At the river, he waited patiently with Sophie and Marguerite and, as the sun went down, the old man died peacefully. Using the Daimler’s tire iron and their hands, they scratched out a shallow grave by the river and laid him to rest. Khristo found a piece of board by the roadside and carved an inscription with the knife stolen from a Paris café:
Antonin Dreu
1869-1940
The sisters had cared for Monsieur Dreu for more than thirty years, thus Khristo, as his replacement, found himself pampered to an extraordinary degree. The old man had been the last of a long line of grain négociants in the city of Bordeaux and the family had acquired significant wealth over time. Dreu himself had been, according to Sophie, something of an eccentric: at times a Theosophist, a vegetarian, a socialist, a follower of Ouspenskian mysticism, a devotee of tarot, the Ouija board, and, especially, séances.

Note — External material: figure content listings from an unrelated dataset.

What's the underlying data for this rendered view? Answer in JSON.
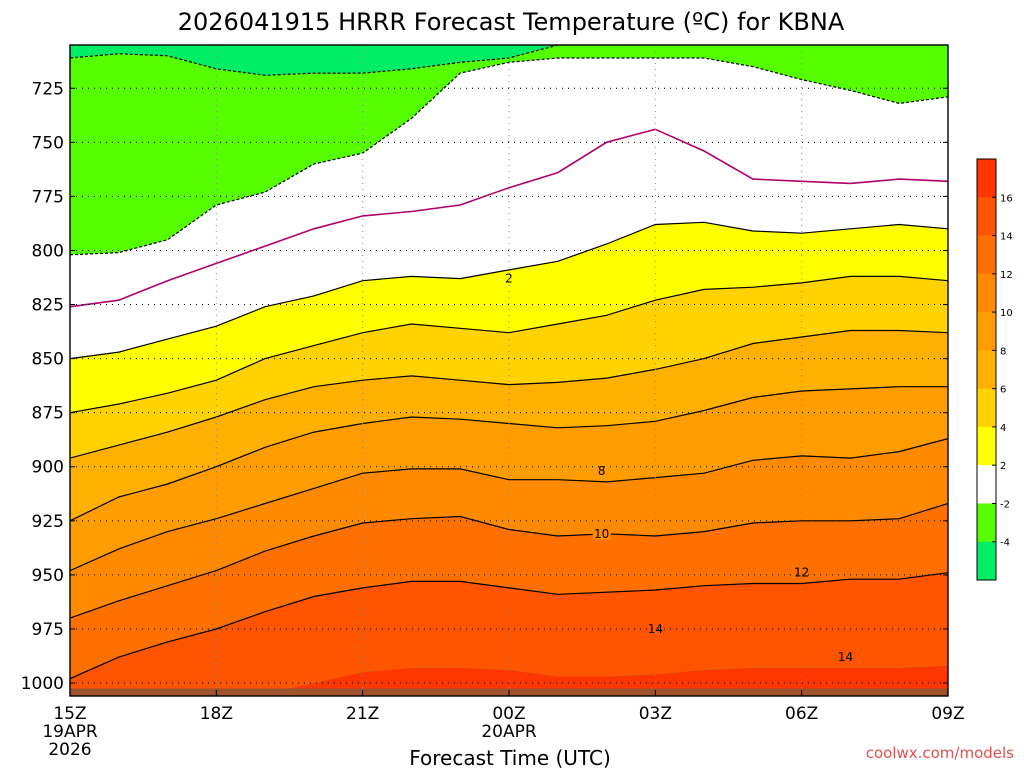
{
  "chart_data": {
    "type": "contour-filled",
    "title": "2026041915 HRRR Forecast Temperature (ºC) for KBNA",
    "xlabel": "Forecast Time (UTC)",
    "ylabel": "",
    "x_ticks": [
      {
        "hour": 0,
        "lines": [
          "15Z",
          "19APR",
          "2026"
        ]
      },
      {
        "hour": 3,
        "lines": [
          "18Z"
        ]
      },
      {
        "hour": 6,
        "lines": [
          "21Z"
        ]
      },
      {
        "hour": 9,
        "lines": [
          "00Z",
          "20APR"
        ]
      },
      {
        "hour": 12,
        "lines": [
          "03Z"
        ]
      },
      {
        "hour": 15,
        "lines": [
          "06Z"
        ]
      },
      {
        "hour": 18,
        "lines": [
          "09Z"
        ]
      }
    ],
    "y_axis": {
      "label": "",
      "scale": "pressure (hPa)",
      "range": [
        1006,
        705
      ],
      "inverted": true,
      "ticks": [
        725,
        750,
        775,
        800,
        825,
        850,
        875,
        900,
        925,
        950,
        975,
        1000
      ]
    },
    "grid": true,
    "forecast_hours": [
      0,
      1,
      2,
      3,
      4,
      5,
      6,
      7,
      8,
      9,
      10,
      11,
      12,
      13,
      14,
      15,
      16,
      17,
      18
    ],
    "isotherm_pressures_hPa": {
      "-4": [
        711,
        709,
        710,
        716,
        719,
        718,
        718,
        716,
        713,
        711,
        705,
        705,
        705,
        705,
        705,
        705,
        705,
        705,
        705
      ],
      "-2": [
        802,
        801,
        795,
        779,
        773,
        760,
        755,
        739,
        718,
        713,
        711,
        711,
        711,
        711,
        715,
        721,
        726,
        732,
        729
      ],
      "0": [
        826,
        823,
        814,
        806,
        798,
        790,
        784,
        782,
        779,
        771,
        764,
        750,
        744,
        754,
        767,
        768,
        769,
        767,
        768
      ],
      "2": [
        850,
        847,
        841,
        835,
        826,
        821,
        814,
        812,
        813,
        809,
        805,
        797,
        788,
        787,
        791,
        792,
        790,
        788,
        790
      ],
      "4": [
        875,
        871,
        866,
        860,
        850,
        844,
        838,
        834,
        836,
        838,
        834,
        830,
        823,
        818,
        817,
        815,
        812,
        812,
        814
      ],
      "6": [
        896,
        890,
        884,
        877,
        869,
        863,
        860,
        858,
        860,
        862,
        861,
        859,
        855,
        850,
        843,
        840,
        837,
        837,
        838
      ],
      "8": [
        925,
        914,
        908,
        900,
        891,
        884,
        880,
        877,
        878,
        880,
        882,
        881,
        879,
        874,
        868,
        865,
        864,
        863,
        863
      ],
      "10": [
        948,
        938,
        930,
        924,
        917,
        910,
        903,
        901,
        901,
        906,
        906,
        907,
        905,
        903,
        897,
        895,
        896,
        893,
        887
      ],
      "12": [
        970,
        962,
        955,
        948,
        939,
        932,
        926,
        924,
        923,
        929,
        932,
        931,
        932,
        930,
        926,
        925,
        925,
        924,
        917
      ],
      "14": [
        998,
        988,
        981,
        975,
        967,
        960,
        956,
        953,
        953,
        956,
        959,
        958,
        957,
        955,
        954,
        954,
        952,
        952,
        949
      ],
      "16": [
        1006,
        1006,
        1006,
        1006,
        1005,
        1000,
        995,
        993,
        993,
        994,
        997,
        997,
        996,
        994,
        993,
        993,
        993,
        993,
        992
      ]
    },
    "contour_labels": [
      {
        "text": "2",
        "hour": 9.0,
        "p": 813
      },
      {
        "text": "8",
        "hour": 10.9,
        "p": 902
      },
      {
        "text": "10",
        "hour": 10.9,
        "p": 931
      },
      {
        "text": "12",
        "hour": 15.0,
        "p": 949
      },
      {
        "text": "14",
        "hour": 12.0,
        "p": 975
      },
      {
        "text": "14",
        "hour": 15.9,
        "p": 988
      }
    ],
    "colorbar": {
      "ticks": [
        "16",
        "14",
        "12",
        "10",
        "8",
        "6",
        "4",
        "2",
        "-2",
        "-4"
      ],
      "bins": [
        {
          "lo": 16,
          "hi": 18,
          "color": "#ff3600"
        },
        {
          "lo": 14,
          "hi": 16,
          "color": "#ff5400"
        },
        {
          "lo": 12,
          "hi": 14,
          "color": "#ff7000"
        },
        {
          "lo": 10,
          "hi": 12,
          "color": "#ff8a00"
        },
        {
          "lo": 8,
          "hi": 10,
          "color": "#ff9c00"
        },
        {
          "lo": 6,
          "hi": 8,
          "color": "#ffb000"
        },
        {
          "lo": 4,
          "hi": 6,
          "color": "#ffd200"
        },
        {
          "lo": 2,
          "hi": 4,
          "color": "#ffff00"
        },
        {
          "lo": -2,
          "hi": 2,
          "color": "#ffffff"
        },
        {
          "lo": -4,
          "hi": -2,
          "color": "#55ff00"
        },
        {
          "lo": -6,
          "hi": -4,
          "color": "#00ee66"
        }
      ]
    },
    "colors": {
      "line_2c": "#b0006e",
      "ground": "#a0522d",
      "contour": "#000000"
    }
  },
  "credit": "coolwx.com/models"
}
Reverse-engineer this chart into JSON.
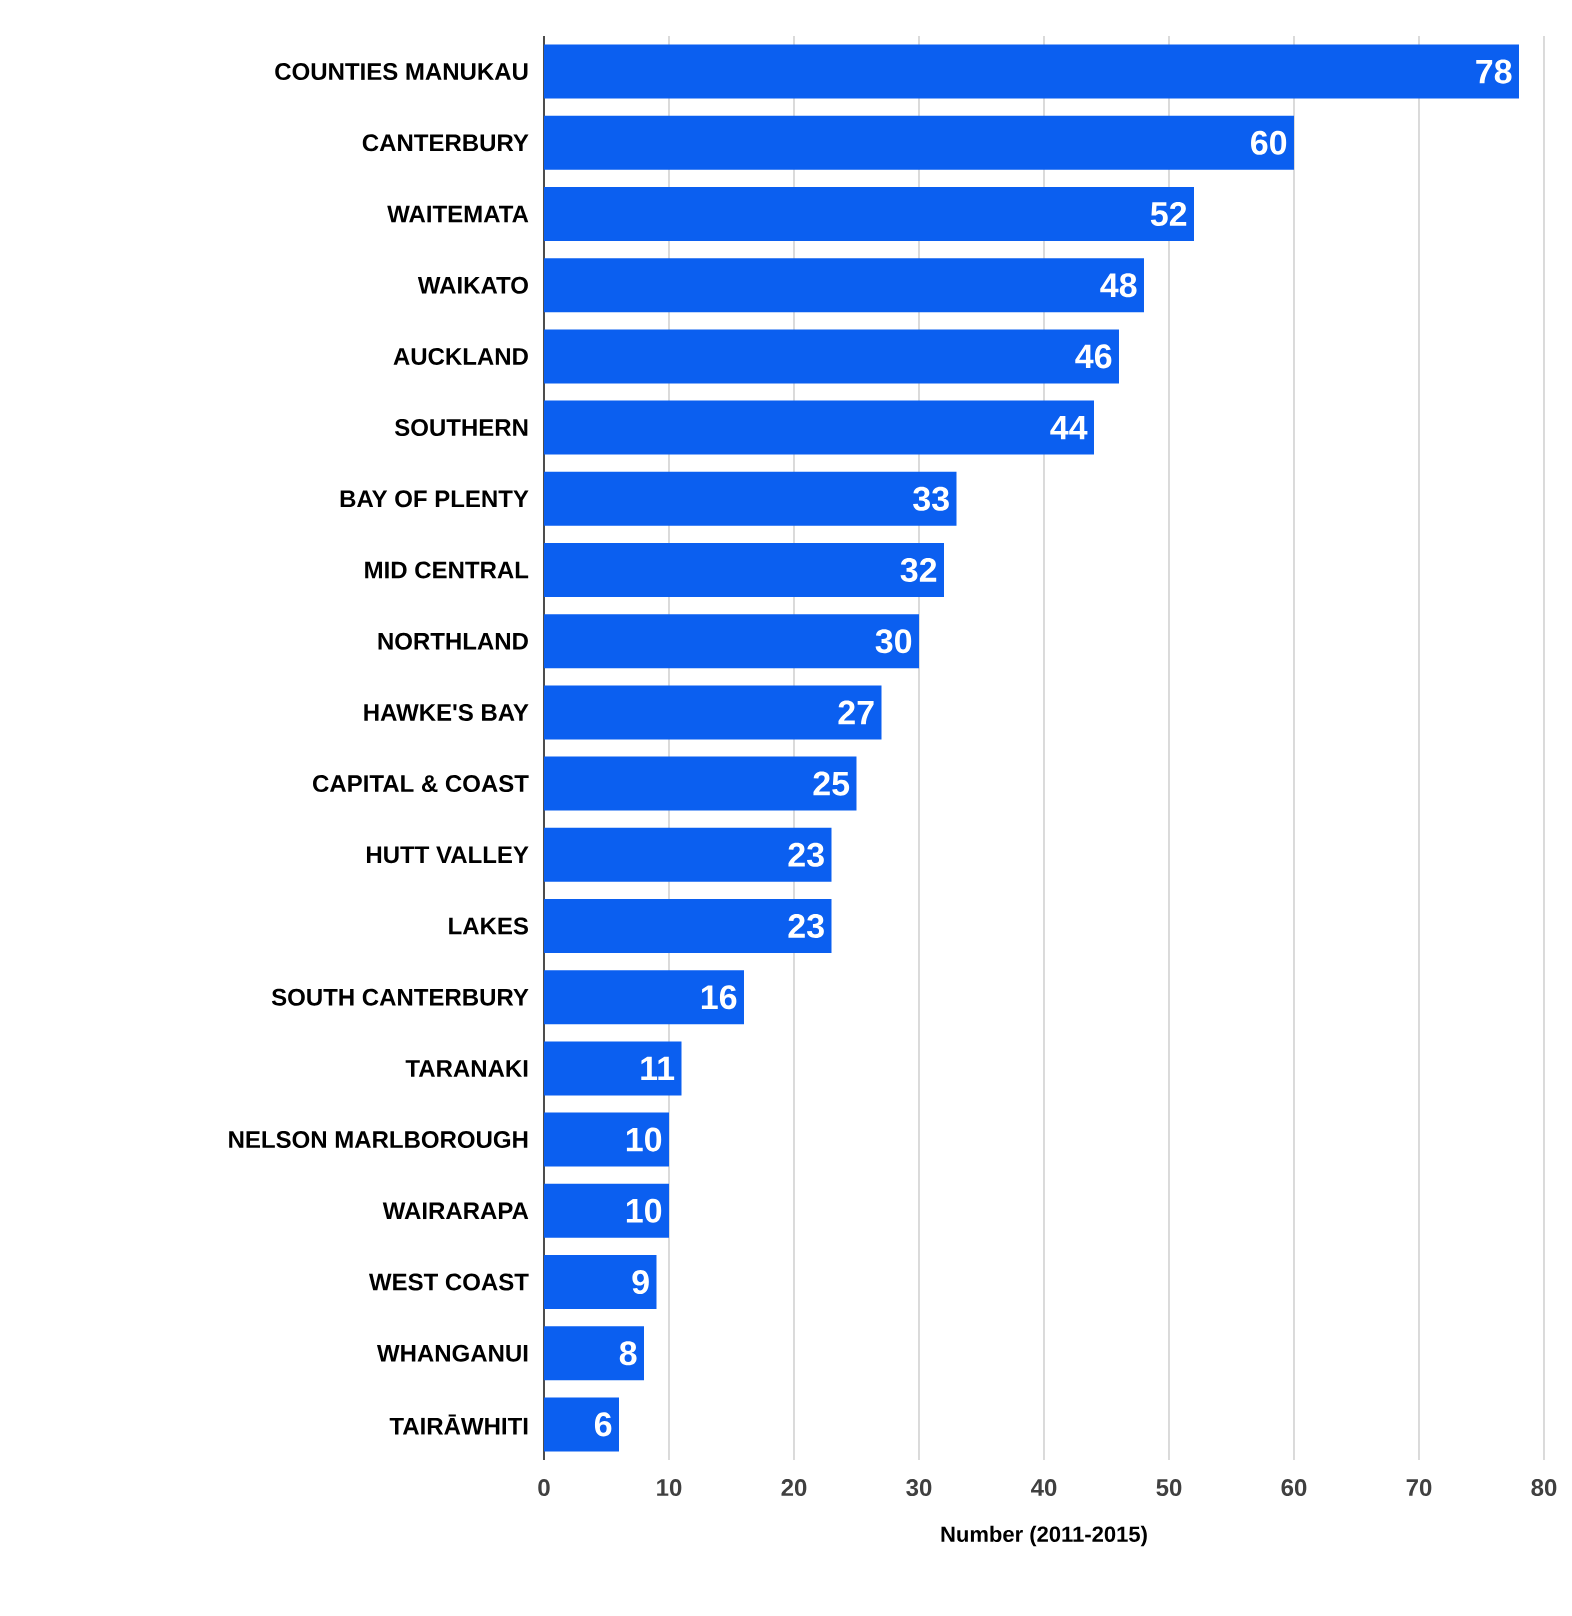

He “spoke” to his departed mother at least once a month, claiming to receive business direction from her. Whatever the source of his commercial wisdom, he had prospered in good times and bad. He had never married, though Khristo had a strong suspicion that he had been the lover of both his servants. Dreu had also believed that a great social upheaval would overtake Europe, and to this end had obtained the little house in the southern Vosges mountains, a long way from anything, and stocked it with food, firewood, and kerosene for the lamps.